Tuesday, 23 September 2014

Clear law is the ruin of a nation.

"Obsession with writing excessively detailed laws had made it impossible for real people to get anything done".  (This is a feature, not a bug for those politicians whose power and wealth come from writing loopholes in the obstacles they create. km)  

Image result for philip howardPhillip Howard     
writes trenchantly in The  Atlantic:

"Modern government is organized on “clear law,”the false premise that by making laws detailed enough to take in all possible circumstances, we can avoid human error. .... Law has gotten ever more granular. But all that regulatory detail, like sediment in a harbor, makes it hard to get anywhere. The 1956 Interstate Highway Act was 29 pages and succeeded in getting 41,000 miles of roads built by 1970. The 2012 transportation bill was 584 pages.
Modern law is too dense to be knowable. “It will be of little avail to the people,” James Madison observed, “if the laws be so voluminous that they cannot be read, or so incoherent that they cannot be understood.” The quest for “clear law” is futile also because most regulatory language is inherently ambiguous. Dense rulebooks do not avoid disputes—they just divert the dispute to the parsing of legal words. 
"Nursing homes, day-care centers....(have) a maze of input-oriented regulations. “Food shall be stored not less than 15 cm above the floor”; “there shall be .09 recreational workers per resident”—about a thousand rules in most states for nursing homes.  Australia ...in the wake of scandalous revelations of poor nursing homes ... abandoned the thick rule book and replaced it with 31 general principles, for example to provide “a homelike environment” and to honor residents’ “privacy and dignity.” The result was an almost immediate transformation for the better.
Principles, ironically, are less susceptible to abuse of state power and gamesmanship than precise rules. One of the many paradoxes of “clear law” is that no one can comply with thousands of rules. With principles, a citizen can stand his ground to an unreasonable demand."

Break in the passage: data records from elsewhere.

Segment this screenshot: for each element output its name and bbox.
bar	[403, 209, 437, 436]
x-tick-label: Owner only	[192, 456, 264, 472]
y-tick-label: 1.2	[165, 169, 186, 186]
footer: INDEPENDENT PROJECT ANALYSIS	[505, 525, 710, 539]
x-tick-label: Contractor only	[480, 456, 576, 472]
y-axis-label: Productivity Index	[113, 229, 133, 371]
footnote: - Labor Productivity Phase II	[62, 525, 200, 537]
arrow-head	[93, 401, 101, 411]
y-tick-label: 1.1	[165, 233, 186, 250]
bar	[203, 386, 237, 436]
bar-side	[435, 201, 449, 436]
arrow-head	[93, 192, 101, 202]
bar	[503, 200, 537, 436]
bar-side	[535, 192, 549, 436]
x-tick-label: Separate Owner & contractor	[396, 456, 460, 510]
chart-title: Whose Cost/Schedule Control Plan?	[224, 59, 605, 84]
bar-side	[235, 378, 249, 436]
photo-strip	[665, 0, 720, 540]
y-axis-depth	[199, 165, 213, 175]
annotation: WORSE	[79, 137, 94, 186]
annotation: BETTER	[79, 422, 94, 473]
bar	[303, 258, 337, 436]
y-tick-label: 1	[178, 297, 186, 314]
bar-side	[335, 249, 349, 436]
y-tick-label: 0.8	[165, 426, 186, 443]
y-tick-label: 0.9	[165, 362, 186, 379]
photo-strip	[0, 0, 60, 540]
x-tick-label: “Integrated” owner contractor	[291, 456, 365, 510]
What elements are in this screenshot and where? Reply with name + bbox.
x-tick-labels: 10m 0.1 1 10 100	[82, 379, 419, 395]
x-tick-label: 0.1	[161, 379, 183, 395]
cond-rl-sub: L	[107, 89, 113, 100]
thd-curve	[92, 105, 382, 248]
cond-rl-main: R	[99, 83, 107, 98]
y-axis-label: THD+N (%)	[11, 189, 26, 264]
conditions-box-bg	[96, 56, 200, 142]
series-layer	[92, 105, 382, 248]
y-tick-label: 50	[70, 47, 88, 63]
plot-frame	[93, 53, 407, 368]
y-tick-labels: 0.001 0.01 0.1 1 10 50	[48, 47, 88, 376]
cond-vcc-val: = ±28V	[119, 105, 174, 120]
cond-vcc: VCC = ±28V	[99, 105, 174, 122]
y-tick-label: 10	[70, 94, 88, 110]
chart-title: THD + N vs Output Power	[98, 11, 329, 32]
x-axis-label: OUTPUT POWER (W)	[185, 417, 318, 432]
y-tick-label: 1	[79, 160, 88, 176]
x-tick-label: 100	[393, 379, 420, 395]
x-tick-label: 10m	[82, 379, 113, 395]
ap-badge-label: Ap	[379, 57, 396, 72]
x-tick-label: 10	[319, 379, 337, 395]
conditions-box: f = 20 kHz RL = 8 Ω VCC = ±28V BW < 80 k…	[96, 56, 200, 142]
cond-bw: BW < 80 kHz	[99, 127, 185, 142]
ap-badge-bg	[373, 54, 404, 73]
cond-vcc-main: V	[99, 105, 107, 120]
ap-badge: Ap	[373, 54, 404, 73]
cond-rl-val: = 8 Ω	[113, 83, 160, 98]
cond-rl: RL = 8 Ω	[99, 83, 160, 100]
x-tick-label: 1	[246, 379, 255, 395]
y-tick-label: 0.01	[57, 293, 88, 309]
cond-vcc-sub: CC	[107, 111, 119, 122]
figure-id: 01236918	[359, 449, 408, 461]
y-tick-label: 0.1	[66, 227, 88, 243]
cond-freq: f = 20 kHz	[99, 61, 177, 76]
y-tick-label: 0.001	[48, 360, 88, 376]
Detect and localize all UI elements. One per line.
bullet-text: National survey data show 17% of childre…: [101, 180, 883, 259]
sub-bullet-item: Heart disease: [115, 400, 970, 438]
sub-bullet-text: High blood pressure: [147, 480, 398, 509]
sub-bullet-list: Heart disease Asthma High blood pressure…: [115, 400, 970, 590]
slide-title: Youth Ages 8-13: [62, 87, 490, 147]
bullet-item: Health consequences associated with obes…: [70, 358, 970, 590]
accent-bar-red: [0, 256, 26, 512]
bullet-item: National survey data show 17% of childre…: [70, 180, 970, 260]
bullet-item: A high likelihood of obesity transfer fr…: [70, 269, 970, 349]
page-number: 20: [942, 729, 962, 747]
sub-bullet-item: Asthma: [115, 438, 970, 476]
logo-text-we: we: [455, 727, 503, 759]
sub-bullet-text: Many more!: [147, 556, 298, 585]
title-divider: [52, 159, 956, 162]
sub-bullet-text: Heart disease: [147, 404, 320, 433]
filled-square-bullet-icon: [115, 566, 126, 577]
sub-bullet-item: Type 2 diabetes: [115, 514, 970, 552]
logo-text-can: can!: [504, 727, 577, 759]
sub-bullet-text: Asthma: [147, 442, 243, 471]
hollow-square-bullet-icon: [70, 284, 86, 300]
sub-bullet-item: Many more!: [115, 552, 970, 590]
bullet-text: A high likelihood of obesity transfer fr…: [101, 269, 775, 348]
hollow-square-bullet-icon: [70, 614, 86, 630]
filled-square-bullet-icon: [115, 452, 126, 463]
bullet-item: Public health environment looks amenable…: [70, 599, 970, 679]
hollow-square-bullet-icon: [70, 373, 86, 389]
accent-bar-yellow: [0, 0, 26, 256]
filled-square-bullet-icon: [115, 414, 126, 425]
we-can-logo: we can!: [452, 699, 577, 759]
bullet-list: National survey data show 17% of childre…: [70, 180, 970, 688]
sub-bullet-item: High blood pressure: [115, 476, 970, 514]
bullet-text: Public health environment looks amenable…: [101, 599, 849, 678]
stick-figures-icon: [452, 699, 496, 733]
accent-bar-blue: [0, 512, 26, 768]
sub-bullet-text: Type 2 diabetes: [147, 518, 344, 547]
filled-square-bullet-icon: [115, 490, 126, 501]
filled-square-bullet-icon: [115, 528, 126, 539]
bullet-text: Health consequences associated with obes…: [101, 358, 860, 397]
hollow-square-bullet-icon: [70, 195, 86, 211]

He also writes: "Shackling public choices with ironclad rules...dictating correctness in advance supplants human responsibility. ("Nothing that's good works by itself".) Responsibility is nowhere in modern government. Who’s responsible for the budget deficits? Nobody: Program budgets are set in legal concrete. Who’s responsible for failing to fix America’s decrepit infrastructure? Nobody."

He recognizes some rules need to be prescriptive but calls for principle and good judgement as the first face of the law.

Note: Howard's reference to Australia sounds appealing but a quick Google search didn't find it.  The link to his name at the top of the page points to his career and data..

1 comment:

  1. What are you trying to do; put the lawyers out of business?